Under the WTO, only governments can challenge other countries’ laws. So firms that believe they are being treated unfairly must persuade their governments to take up their case.
Dismantling trade and investment barriers is a key concern of Wal-Mart, which has become a leading target of globalization critics around the world. The fiercest battles have been in the U.S., where dozens of municipalities have passed laws aimed at limiting the retailer’s expansion. But the company has also seen its growth slowed by government restrictions in Canada, China, Britain, Germany and Japan.
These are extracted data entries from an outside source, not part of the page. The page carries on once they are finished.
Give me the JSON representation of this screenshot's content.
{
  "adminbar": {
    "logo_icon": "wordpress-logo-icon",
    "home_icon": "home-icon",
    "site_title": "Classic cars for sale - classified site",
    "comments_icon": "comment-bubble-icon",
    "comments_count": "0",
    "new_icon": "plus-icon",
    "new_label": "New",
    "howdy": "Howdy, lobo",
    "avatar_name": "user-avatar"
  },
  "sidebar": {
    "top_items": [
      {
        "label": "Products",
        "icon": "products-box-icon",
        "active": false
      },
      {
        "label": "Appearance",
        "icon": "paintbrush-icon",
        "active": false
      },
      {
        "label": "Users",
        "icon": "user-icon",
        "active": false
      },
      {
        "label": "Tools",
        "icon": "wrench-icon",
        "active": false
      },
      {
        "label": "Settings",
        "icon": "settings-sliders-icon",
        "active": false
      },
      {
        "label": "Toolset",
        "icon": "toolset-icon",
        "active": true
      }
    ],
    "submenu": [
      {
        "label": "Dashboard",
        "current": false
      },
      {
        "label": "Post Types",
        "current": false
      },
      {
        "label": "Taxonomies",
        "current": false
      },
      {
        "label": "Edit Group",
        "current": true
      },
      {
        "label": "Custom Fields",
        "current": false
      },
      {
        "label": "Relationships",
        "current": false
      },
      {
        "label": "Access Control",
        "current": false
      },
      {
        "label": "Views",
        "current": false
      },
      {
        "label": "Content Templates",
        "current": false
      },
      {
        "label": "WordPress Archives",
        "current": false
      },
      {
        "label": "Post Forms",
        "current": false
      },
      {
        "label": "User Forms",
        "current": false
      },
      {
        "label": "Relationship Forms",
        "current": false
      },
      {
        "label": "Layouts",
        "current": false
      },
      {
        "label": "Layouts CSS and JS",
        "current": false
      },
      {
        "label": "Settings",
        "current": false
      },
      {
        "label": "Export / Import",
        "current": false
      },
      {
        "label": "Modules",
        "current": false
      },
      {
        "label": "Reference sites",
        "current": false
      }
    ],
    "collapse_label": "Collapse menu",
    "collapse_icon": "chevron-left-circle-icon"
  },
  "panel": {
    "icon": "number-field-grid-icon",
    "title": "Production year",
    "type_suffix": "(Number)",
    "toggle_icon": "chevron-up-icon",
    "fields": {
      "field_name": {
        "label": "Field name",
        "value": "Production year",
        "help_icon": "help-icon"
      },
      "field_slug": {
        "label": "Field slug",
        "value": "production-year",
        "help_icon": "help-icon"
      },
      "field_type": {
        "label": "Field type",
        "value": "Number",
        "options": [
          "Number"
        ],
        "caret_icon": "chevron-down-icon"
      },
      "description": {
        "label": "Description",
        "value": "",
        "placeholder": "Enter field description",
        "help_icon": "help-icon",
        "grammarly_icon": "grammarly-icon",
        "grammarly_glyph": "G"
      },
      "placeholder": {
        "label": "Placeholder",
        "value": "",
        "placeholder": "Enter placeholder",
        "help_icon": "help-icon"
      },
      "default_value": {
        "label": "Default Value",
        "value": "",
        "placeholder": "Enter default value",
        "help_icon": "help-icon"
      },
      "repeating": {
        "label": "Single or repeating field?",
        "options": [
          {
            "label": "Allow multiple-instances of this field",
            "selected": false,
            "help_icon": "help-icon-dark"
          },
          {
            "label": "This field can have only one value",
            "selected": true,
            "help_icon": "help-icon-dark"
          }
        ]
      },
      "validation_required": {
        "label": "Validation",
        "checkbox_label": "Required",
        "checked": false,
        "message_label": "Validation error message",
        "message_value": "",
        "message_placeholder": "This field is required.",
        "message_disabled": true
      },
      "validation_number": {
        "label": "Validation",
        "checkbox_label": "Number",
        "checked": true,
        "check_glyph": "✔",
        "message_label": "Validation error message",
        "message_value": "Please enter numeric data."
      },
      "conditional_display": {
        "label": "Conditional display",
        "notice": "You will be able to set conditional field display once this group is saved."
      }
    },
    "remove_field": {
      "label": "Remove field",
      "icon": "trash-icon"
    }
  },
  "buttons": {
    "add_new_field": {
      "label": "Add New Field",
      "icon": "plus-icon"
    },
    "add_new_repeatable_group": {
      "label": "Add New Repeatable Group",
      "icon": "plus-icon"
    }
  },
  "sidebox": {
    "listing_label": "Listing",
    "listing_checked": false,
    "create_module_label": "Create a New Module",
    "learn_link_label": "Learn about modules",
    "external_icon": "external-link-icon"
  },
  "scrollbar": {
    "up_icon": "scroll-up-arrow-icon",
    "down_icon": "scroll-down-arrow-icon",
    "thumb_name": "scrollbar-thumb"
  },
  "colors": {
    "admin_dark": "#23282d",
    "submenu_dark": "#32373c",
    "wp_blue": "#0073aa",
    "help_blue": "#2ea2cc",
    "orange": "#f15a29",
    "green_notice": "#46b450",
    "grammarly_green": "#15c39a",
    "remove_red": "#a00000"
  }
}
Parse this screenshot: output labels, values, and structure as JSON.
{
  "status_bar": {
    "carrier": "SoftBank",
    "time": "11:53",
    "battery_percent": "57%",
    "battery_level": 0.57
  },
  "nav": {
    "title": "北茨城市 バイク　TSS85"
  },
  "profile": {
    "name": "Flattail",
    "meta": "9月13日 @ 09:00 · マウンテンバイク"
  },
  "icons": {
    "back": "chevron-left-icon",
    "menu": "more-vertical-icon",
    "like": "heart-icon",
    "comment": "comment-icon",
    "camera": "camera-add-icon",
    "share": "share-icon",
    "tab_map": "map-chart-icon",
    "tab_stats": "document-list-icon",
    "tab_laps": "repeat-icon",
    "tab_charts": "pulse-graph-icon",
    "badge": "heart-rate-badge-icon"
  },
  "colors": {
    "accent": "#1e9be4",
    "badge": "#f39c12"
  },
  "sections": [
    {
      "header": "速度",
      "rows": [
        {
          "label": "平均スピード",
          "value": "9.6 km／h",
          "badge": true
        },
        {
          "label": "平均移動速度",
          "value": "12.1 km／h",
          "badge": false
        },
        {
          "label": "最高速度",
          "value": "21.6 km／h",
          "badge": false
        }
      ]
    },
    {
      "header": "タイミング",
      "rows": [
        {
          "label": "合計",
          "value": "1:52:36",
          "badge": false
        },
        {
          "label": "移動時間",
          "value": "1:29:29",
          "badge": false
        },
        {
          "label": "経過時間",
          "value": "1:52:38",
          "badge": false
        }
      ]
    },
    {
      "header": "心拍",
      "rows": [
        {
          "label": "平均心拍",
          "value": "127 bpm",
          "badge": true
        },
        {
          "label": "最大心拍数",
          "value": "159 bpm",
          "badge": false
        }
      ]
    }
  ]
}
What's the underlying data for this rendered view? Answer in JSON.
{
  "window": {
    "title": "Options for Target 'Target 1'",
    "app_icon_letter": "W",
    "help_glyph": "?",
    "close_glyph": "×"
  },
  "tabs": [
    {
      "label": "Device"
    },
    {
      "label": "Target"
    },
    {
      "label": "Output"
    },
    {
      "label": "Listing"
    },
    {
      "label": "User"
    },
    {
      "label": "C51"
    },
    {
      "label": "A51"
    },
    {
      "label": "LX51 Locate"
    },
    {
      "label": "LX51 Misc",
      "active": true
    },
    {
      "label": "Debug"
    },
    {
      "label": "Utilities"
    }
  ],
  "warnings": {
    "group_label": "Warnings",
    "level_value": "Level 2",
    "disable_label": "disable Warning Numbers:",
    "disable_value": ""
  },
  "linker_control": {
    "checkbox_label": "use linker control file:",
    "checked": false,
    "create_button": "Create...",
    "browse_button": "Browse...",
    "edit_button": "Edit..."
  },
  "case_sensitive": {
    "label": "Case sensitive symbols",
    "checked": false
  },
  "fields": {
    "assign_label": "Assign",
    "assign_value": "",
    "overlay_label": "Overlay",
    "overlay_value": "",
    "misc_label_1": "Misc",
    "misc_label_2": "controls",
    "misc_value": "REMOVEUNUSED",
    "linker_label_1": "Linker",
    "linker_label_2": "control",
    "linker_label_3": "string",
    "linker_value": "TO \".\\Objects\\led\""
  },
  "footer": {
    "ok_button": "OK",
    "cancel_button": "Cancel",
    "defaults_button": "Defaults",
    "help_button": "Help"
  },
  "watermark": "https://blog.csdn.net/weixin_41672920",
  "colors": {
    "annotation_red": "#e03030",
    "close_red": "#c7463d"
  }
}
Angela Hoffman, Wal-Mart’s director of international trade, said it was premature to discuss specific provisions in the WTO services agreement, given the early stages of negotiation. But she said she knew of nothing in the pact that would require changes in existing U.S. restrictions on retail operations, as long as they didn’t discriminate between U.S. and foreign firms.
But in some foreign markets, Wal-Mart faces significant hurdles, Hoffman said. “We may only be able to do two stores per city or one store per city, and a domestic retailer is able to open up countrywide,” she said.
The biggest proponents of the services pact proposal have been the U.S. and the European Union, whose economies have become increasingly dependent on service industries as their manufacturing bases have been eroded by low-cost competitors.
Services account for 8 in 10 jobs in the U.S. Exports of those services totaled $340 billion in 2004, nearly 30% of America’s exports, according to the U.S. trade representative’s office.
Assistant U.S. Trade Representative Justin McCarthy said the U.S. market was one of the most open in the world but its companies are restricted in foreign markets by a variety of unfair measures. Those include limits on foreign ownership of insurance companies or banks in China and prohibitions on foreign retail operations in India.
“Knocking down barriers in foreign markets to U.S. service providers is our chief offensive goal in the negotiations,” he said.
McCarthy said the services agreement does not, as its critics claim, “overrule the ability of states to regulate on consumer issues, health, safety or the environment.” Trade officials say that under the pact, any signatory country can exclude sensitive economic sectors, such as healthcare or water services.
But state and local officials aren’t convinced that the federal government is protecting their interests in negotiations, citing several cases in which environmental or land-use laws have been challenged by foreign governments or companies under the North American Free Trade Agreement or other trade pacts.
Figueroa said California’s experience had proved that trade accords posed a serious threat to state and local authority. Last year, she co-sponsored a bill that would have required the governor’s office to notify the Legislature when it committed the state to participating in any trade agreement. That bill was vetoed.
“We already know we’re vulnerable,” said Figueroa, chairwoman of the Senate Select Committee on International Trade Policy and State Legislation. “Why in the world can we not draft these provisions so that they are strong enough so the states don’t have to have this hanging over our heads?”